Il faudra donc distinguer progrès dans les négociations et accord formel. Les deux ne sont pas synonymes.
Le vrai tournant sera après l’accord
Même si les discussions débouchent sur un accord au niveau des services du FMI, le plus difficile commencera probablement après.
Le Sénégal devra alors appliquer les engagements pris : consolidation budgétaire, amélioration de la gouvernance des finances publiques, transparence de la dette et maîtrise des besoins de financement.
C’est là que se mesurera la solidité du nouveau pacte entre Dakar et le Fonds.
Car le FMI ne cherche pas simplement à savoir si le Sénégal peut emprunter davantage. Il veut être convaincu que le pays sait désormais exactement combien il doit, à qui il doit et comment il compte rembourser.
Pour Dakar, l’enjeu est encore plus large. Restaurer la relation avec le FMI permettrait potentiellement de rouvrir l’accès à des financements concessionnels et de rassurer les investisseurs. Mais cela pourrait également imposer une discipline budgétaire plus stricte dans un pays où les attentes sociales restent élevées.

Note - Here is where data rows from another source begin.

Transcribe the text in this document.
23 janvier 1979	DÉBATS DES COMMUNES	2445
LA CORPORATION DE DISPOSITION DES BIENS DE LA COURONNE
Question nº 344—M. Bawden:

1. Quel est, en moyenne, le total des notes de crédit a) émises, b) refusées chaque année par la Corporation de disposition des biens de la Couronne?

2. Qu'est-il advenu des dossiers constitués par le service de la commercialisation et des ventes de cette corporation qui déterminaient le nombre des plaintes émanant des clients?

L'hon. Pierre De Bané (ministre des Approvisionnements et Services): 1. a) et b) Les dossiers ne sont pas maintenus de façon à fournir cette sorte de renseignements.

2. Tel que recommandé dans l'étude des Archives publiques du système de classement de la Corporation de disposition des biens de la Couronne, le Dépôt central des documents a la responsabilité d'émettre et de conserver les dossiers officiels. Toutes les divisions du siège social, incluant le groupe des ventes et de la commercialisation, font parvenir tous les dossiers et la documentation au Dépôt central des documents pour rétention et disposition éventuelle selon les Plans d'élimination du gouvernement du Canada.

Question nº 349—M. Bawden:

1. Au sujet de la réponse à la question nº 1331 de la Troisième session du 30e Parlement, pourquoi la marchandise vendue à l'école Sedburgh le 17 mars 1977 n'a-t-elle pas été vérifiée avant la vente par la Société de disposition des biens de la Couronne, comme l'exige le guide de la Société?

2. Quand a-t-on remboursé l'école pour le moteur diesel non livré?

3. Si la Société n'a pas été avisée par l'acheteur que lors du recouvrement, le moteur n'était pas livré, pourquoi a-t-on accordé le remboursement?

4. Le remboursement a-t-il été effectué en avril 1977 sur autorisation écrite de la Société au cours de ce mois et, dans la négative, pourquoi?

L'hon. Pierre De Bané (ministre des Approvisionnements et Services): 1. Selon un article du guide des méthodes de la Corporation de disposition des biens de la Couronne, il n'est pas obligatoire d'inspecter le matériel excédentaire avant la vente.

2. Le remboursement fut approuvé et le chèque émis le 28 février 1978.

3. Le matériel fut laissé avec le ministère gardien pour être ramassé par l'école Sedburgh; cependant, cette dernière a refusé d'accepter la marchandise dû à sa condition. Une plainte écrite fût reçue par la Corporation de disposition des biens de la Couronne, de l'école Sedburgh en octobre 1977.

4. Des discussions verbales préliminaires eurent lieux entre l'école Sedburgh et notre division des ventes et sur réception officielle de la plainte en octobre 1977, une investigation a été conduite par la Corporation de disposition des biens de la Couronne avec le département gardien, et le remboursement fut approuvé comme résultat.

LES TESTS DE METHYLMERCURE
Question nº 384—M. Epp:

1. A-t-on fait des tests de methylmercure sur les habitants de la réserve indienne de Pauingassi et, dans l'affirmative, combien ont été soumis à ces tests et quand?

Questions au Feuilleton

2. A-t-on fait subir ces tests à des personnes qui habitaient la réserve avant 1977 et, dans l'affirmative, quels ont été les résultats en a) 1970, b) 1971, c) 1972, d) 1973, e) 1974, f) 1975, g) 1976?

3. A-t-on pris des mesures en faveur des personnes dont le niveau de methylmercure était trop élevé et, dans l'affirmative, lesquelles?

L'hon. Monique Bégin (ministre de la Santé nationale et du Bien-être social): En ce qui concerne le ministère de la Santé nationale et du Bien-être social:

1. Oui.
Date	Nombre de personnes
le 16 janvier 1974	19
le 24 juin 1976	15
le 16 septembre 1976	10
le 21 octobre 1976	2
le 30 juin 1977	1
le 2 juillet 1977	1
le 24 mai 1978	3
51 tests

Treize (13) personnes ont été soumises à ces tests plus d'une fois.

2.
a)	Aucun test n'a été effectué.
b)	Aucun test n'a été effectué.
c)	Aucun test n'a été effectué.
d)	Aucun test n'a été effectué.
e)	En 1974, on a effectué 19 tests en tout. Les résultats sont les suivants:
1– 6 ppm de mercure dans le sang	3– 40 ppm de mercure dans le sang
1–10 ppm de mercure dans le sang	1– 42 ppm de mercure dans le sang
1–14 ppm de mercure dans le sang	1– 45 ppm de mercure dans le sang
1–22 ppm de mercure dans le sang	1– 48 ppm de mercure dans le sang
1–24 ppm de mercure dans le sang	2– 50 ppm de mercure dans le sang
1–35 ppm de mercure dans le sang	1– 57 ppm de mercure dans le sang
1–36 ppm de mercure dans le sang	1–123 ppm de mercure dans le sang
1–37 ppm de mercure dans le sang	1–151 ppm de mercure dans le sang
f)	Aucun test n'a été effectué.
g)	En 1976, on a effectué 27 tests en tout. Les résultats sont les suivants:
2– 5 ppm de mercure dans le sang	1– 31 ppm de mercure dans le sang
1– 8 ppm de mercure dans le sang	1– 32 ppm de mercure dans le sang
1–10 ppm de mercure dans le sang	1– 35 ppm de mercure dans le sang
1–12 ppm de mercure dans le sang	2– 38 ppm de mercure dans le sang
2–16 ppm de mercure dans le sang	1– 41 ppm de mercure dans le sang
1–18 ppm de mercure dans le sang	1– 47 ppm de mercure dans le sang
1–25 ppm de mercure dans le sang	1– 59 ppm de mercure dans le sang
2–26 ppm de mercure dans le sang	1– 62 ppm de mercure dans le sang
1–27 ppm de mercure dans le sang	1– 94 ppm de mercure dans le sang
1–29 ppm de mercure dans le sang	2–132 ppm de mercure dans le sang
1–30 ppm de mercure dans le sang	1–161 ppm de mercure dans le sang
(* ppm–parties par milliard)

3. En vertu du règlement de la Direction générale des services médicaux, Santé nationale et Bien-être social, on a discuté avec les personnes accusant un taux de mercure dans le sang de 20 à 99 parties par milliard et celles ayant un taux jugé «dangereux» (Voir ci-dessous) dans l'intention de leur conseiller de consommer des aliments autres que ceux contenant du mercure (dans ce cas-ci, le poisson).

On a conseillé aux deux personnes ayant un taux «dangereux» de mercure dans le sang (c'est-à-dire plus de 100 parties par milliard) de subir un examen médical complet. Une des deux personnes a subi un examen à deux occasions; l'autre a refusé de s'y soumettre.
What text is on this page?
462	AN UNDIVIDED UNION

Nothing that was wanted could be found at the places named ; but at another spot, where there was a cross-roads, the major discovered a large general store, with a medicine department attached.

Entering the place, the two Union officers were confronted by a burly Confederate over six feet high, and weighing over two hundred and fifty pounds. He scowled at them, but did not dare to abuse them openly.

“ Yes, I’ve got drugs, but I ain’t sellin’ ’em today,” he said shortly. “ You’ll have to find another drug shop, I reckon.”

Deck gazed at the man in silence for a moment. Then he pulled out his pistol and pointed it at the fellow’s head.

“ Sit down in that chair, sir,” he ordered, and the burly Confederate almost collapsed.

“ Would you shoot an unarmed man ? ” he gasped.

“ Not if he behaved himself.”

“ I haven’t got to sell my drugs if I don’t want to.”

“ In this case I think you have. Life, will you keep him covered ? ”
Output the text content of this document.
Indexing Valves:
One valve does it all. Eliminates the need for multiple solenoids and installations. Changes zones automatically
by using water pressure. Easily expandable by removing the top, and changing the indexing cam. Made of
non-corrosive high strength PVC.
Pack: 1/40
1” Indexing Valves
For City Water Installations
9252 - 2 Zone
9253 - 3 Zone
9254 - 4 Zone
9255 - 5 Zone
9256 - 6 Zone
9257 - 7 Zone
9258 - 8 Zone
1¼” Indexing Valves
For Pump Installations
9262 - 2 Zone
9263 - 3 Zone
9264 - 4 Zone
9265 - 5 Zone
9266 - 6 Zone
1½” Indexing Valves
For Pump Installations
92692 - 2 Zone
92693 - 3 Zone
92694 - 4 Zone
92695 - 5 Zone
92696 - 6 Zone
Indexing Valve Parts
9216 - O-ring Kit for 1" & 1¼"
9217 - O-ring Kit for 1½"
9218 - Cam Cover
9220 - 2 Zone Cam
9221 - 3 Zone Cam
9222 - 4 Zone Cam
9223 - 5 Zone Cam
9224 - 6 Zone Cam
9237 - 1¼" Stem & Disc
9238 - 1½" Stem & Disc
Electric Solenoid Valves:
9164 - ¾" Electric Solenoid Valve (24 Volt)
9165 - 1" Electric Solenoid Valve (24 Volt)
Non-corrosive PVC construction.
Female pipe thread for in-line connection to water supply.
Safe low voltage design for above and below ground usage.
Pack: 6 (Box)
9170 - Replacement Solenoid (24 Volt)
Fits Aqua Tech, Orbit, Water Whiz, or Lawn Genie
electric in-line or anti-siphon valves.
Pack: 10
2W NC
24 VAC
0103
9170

Une fenêtre d’opportunité, pas encore une victoire
La mission qui s’achève aujourd’hui marque donc une étape importante, mais pas nécessairement la fin de la crise financière.
Le ton est devenu plus conciliant. Le FMI parle de progrès substantiels. Les marchés réagissent positivement. Dakar prépare une communication officielle. Tous ces signaux vont dans la même direction.
Mais un accord éventuel devra encore franchir plusieurs étapes avant de devenir une réalité financière.
Le Sénégal a peut-être obtenu quelque chose de précieux ces derniers jours : le retour de la confiance. Il lui reste maintenant à la convertir en un programme crédible — et surtout durable.